Smart Growth for Vernon, CT
Approval near on agreement on sending sewage from Bolton Lakes to Manchester

By Kimberly Phillips
Journal Inquirer
June 27, 2007

MANCHESTER - Town directors said they are inclined to approve an agreement next month with the Bolton Lakes Regional Water Pollution Control Authority to extend sewers a mile up East Middle Turnpike and over the town line.

Officials from Bolton and Vernon, which also are included in the regional WPCA, will consider the unofficial nod from Manchester officials during a meeting tonight when that group votes on approving the agreement.

"We've negotiated this in good faith for a number of years, and we really are on the eve of finality," Manchester Town Manager Scott Shanley said during a policy briefing Tuesday that polled directors.

For two decades, officials in Bolton and Vernon have worked to bring sewers to residents in the Bolton Lakes area to satisfy a government mandate requiring property owners to switch from septic systems to sewers.

Because engineering studies found Manchester's sewer system was under-loaded and able to accept the extra flow, the town was approached with the idea of running the line into Bolton past 16 Manchester homeowners who'll have the opportunity to hook into the line.

Sewage from the region will fill unused capacity in Manchester's system, causing it to operate more effectively.

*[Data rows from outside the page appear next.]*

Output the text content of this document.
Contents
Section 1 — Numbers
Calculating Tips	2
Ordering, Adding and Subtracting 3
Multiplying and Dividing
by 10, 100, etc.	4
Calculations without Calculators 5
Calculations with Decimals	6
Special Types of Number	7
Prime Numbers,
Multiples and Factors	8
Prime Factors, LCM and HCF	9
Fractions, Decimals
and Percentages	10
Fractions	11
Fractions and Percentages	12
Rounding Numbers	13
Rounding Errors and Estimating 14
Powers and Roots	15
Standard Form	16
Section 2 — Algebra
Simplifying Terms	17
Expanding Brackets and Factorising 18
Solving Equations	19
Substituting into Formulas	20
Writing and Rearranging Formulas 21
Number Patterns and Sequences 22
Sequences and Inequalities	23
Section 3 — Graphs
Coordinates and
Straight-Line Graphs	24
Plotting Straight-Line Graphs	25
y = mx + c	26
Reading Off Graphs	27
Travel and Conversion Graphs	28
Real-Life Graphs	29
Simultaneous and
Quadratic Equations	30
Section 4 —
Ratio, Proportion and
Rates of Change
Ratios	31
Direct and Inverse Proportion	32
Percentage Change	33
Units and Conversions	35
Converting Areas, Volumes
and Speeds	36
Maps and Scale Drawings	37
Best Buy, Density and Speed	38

Discussions began about six years ago, Shanley said, and in 2005 the regional WPCA got its funding in place. The formal agreement is all that's missing, he said, but "it's just about come together."

Under the terms of the agreement, the regional WPCA will pay for the cost of constructing the line, estimated at about $600,000, in addition to maintaining and operating it.

Bolton Lakes customers also will pay for effluent removal and the price of connecting to the line, which has been negotiated at $500 per hook up. That price will hold for five years from the start of construction.

Shanley said the town would net about $250,000 annually as a result of the agreement. That amount would rise with sewer rate increases.

"This is definitely a positive benefit to the ratepayers for this agreement," Shanley said.

The regional WPCA is expected to adopt the agreement during its meeting at 7 tonight at the Vernon Senior Center auditorium, 26 Park Place, Vernon. The approval would put the agreement in place by the start of the fiscal year on July 1.

Manchester directors won't be able to make that mark, however, as they're scheduled to take a formal vote in July.

Also, Shanley said, because the negotiated hook-up fee is $500, which is much less than the $1,900 fee that goes into effect for the rest of the town on July 1, the board must hold a public hearing.

The agreement does not specify the cost of hook up for the 16 Manchester residents who will be able to connect to the main once it's installed. Shanley has recommended they also become eligible for the $500 fee.

These residents would be required to connect only if they have a septic system failure, otherwise connection would be optional.

Republican Minority Leader Louis A. Spadaccini said that while he's not opposed to the $500 connection fee, "it's an obvious question why do some residents get a reduced hook-up charge."

All new customers, regardless of their location in town, should be eligible for the $500 fee, he contended.

Still, Shanley said of connection charges for Manchester property owners, "It's for a different discussion."

Bolton Administrative Officer Joyce Stille, who attended the policy briefing, said the total cost of the sewer project to the regional WPCA is about $16 million.

Construction is slated to begin in 2008 and take about five years.